Allgemein LARP
Herr der Ringe war nur der Anfang - Allgemein LARP Archiv Literatur & Presse

Neuester Testbericht: ... meist viele Ausrüstungsteile, Rüstungen und Waffen benötigt, sowie Verpflegung und oft auch Zelte, da Conventions nicht selten mitten in d... mehr

Herr der Ringe war nur der Anfang
Allgemein LARP

Wolfchatter

Name des Mitglieds: Wolfchatter

Produkt:

Allgemein LARP

Datum: 18.12.01, geändert am 10.03.05 (916 Lesungen)

Bewertung:

Vorteile: gut zum abschalten und entspannen, man lernt viele unterschiedliche Menschen und Charaktere kennen, die etwas andere Form von Urlaub

Nachteile: hohe Anschaffungskosten für Ausrüstung, nicht unbedingt etwas für Einzelgänger. (größere Gruppen lassen sich leichter in das Spiel integrieren)

Outsider können vermutlich mit dieser Sorte von Spiel nicht wirklich etwas anfangen und so kommt hier ein allgemeiner Aufklärungsbericht zustanden, schließlich soll niemand dumm sterben. *hämisch grins*


[Was ist ein Liverollenspiel ~ LARP? (Tut das weh und kann man das essen?)]

LARP steht für Lice Action RolePlaying oder eingedeutscht = Liverollenspiel.

Immer dann, wenn ich ein Liverollenspiel mit möglichst knappen Worten erklären soll, verwende ich die Beschreibung: „Mittelalterliches Improvisationstheater“

Im Laufe der Zeit hat sich eben gezeigt, das diese Beschreibung ganz gut zutrifft, wobei hier nicht ausgedrückt wird das es sich beim Rollenspiel in erster Linie um ein Spiel handelt.

Ein LARP wird meist von einer Gruppe von Studenten organisiert oder auch von einem Verein, also immer von einem Organisationsteam (Orga).
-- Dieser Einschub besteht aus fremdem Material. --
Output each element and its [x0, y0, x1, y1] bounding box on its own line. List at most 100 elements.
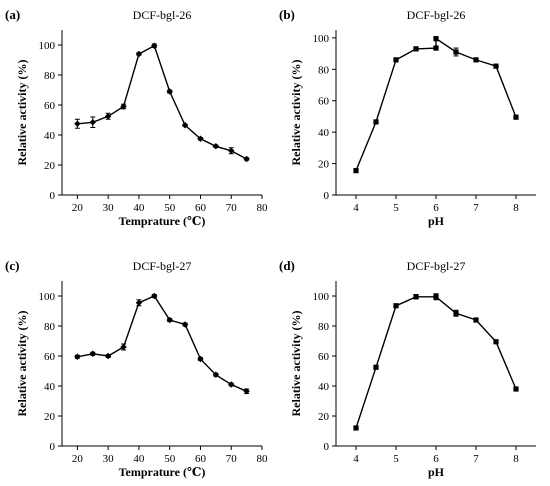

Die Orga denkt sich die Hintergrundgeschichte des Spieles aus. Dazu gehören auch Personen, die unbedingt in dem Spiel vorkommen müssen und für das Spiel von relevanter Bedeutung sind.


Beispiele:

- Der betrunkenen adelige Hofmagier, der durch seine Trunkenheit immer wieder für Chaos und Unordnung sorgt und somit eine gewisse Heiterkeit in das Spiel bringt, aber auch für jede Menge merkwürdige Verwicklungen und Spätfolgen sorgen kann.

- Der König dessen Tochter – eine holde und überaus liebliche Prinzessin – entführt worden ist und der nun alles daran setzen will um sie wieder zu bekommen.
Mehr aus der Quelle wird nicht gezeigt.